Sentiment Percentages - Branch

# Define the branches to analyze
branches = ['Disneyland_California', 'Disneyland_Paris', 'Disneyland_HongKong']
colors = ['#228B22', '#CC0000', '#00BFFF']  # Define a common color scheme for the pie charts

# Initialize the subplot
fig, axes = plt.subplots(1, 3, figsize=(20, 7))
fig.suptitle('Branches Sentiment Distribution')

# Define text properties for pie chart labels to make them bold
textprops = {"weight": "bold"}  # making the text bold

# Loop through each branch and create the pie charts
for ax, branch in zip(axes, branches):
    # Filter the data frame by branch and get the sentiment counts
    sentiment_counts = df.loc[df['Branch'] == branch, 'Sentiment'].value_counts(sort=True)
    labels = sentiment_counts.index
    sizes = sentiment_counts.values

    # Create the pie chart for each branch
    ax.pie(sizes, labels=labels, startangle=90, shadow=True, autopct='%1.2f%%', colors=colors, textprops=textprops)
    ax.set_title(branch.split('_')[1])  # Set the title to the branch name

plt.show()

png

Sentiment Views

# Convert the 'Reviews_Text' column to a single string
df['Reviews_Text'] = df['Reviews_Text'].astype('str')
reviews_text = " ".join(txt for txt in df['Reviews_Text'])

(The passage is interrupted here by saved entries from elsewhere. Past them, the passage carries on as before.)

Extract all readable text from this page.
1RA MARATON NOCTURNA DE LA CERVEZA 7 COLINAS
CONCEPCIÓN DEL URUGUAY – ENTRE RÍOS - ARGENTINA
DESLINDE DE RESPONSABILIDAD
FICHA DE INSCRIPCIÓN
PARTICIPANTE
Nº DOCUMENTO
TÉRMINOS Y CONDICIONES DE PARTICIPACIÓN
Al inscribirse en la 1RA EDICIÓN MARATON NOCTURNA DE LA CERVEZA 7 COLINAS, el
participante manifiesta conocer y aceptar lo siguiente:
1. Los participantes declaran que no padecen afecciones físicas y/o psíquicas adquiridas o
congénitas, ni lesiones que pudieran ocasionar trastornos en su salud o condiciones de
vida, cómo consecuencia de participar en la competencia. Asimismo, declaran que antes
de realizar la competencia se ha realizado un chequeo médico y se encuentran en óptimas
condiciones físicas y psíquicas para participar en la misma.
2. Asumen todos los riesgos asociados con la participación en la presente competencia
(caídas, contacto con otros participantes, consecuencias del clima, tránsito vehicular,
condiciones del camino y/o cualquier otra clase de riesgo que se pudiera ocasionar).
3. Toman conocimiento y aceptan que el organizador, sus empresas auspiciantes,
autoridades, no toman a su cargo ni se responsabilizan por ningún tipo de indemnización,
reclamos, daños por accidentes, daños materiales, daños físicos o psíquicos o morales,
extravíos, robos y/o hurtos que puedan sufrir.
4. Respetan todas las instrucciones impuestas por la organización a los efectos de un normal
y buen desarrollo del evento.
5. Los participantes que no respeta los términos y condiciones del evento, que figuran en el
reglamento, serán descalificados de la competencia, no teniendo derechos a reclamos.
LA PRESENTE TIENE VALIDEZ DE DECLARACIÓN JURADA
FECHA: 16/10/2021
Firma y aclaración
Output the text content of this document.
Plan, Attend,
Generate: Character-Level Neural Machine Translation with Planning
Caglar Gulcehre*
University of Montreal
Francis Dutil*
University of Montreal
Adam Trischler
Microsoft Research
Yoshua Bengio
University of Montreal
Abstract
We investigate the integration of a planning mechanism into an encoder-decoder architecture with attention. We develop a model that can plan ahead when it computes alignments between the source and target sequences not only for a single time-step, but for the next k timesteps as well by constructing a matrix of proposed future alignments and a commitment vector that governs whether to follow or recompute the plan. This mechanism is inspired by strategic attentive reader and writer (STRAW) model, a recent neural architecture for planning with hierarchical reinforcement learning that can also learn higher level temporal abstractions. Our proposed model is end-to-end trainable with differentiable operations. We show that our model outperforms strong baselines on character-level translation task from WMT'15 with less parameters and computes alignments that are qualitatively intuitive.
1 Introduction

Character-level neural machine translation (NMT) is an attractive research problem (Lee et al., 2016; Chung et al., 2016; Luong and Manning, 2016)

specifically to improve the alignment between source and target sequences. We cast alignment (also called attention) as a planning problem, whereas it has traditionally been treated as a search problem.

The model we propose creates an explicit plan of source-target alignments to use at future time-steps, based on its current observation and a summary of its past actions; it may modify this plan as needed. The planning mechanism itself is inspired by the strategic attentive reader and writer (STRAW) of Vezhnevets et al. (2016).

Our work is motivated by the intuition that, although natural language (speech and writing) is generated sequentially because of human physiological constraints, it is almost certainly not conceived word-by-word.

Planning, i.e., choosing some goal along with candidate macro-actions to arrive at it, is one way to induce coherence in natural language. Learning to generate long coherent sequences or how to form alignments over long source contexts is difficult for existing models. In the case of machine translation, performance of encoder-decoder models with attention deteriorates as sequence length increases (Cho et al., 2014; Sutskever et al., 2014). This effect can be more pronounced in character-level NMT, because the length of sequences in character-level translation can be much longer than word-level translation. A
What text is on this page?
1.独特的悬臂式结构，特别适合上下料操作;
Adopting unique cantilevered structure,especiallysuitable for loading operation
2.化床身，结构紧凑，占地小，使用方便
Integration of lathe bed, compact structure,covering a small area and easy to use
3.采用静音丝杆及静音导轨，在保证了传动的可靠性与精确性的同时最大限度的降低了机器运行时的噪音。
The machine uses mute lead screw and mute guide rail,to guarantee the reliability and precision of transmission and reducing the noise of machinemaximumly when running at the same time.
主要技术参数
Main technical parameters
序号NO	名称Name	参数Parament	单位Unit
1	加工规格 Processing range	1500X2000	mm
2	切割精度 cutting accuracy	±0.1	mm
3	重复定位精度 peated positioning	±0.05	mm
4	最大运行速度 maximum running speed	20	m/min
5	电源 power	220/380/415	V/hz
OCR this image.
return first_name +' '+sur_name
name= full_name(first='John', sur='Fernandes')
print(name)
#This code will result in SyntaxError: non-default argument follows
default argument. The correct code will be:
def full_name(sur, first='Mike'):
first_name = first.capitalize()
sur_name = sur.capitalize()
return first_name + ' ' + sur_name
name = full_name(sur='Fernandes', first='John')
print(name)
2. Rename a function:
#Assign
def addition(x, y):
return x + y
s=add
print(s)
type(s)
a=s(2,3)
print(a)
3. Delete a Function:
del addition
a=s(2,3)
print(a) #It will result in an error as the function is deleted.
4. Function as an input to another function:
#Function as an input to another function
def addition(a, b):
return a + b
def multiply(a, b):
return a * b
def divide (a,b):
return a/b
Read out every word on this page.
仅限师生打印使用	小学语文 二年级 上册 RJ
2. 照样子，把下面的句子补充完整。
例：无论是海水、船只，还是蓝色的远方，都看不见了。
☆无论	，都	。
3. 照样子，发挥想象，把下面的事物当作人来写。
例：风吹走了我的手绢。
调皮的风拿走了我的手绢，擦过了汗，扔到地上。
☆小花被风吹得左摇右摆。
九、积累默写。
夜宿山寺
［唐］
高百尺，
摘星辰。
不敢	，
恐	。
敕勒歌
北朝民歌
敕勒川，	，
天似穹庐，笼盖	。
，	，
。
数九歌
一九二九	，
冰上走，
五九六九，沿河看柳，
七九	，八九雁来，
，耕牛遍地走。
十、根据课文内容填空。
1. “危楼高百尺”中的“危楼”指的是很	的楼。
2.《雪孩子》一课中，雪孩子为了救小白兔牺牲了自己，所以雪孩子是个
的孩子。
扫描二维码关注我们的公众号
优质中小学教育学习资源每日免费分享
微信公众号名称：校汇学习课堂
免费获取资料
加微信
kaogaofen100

# Create a WordCloud object without an image mask
wc = WordCloud(background_color='white', 
               mode='RGB', width=1000, max_words=1000, height=1000,
               random_state=1, contour_width=1, contour_color='black', colormap='flag')

# Generate the word cloud
wc.generate(reviews_text)

# Display the word cloud
plt.figure(figsize=(20, 10))
plt.imshow(wc, interpolation='bilinear')
plt.tight_layout(pad=0)
plt.axis('off')  # Remove the axes
plt.show()

png

Learnings

There are many variables to try to predict views. From a hollistic or macro perspective it helpful to have an overall picture of how the overall park is doing. Never the less, there are some good reviews based on food and character. I could have been more detailed on the word cloud. However, it does give you a good overall understanding of important themes or ideas to start looking into.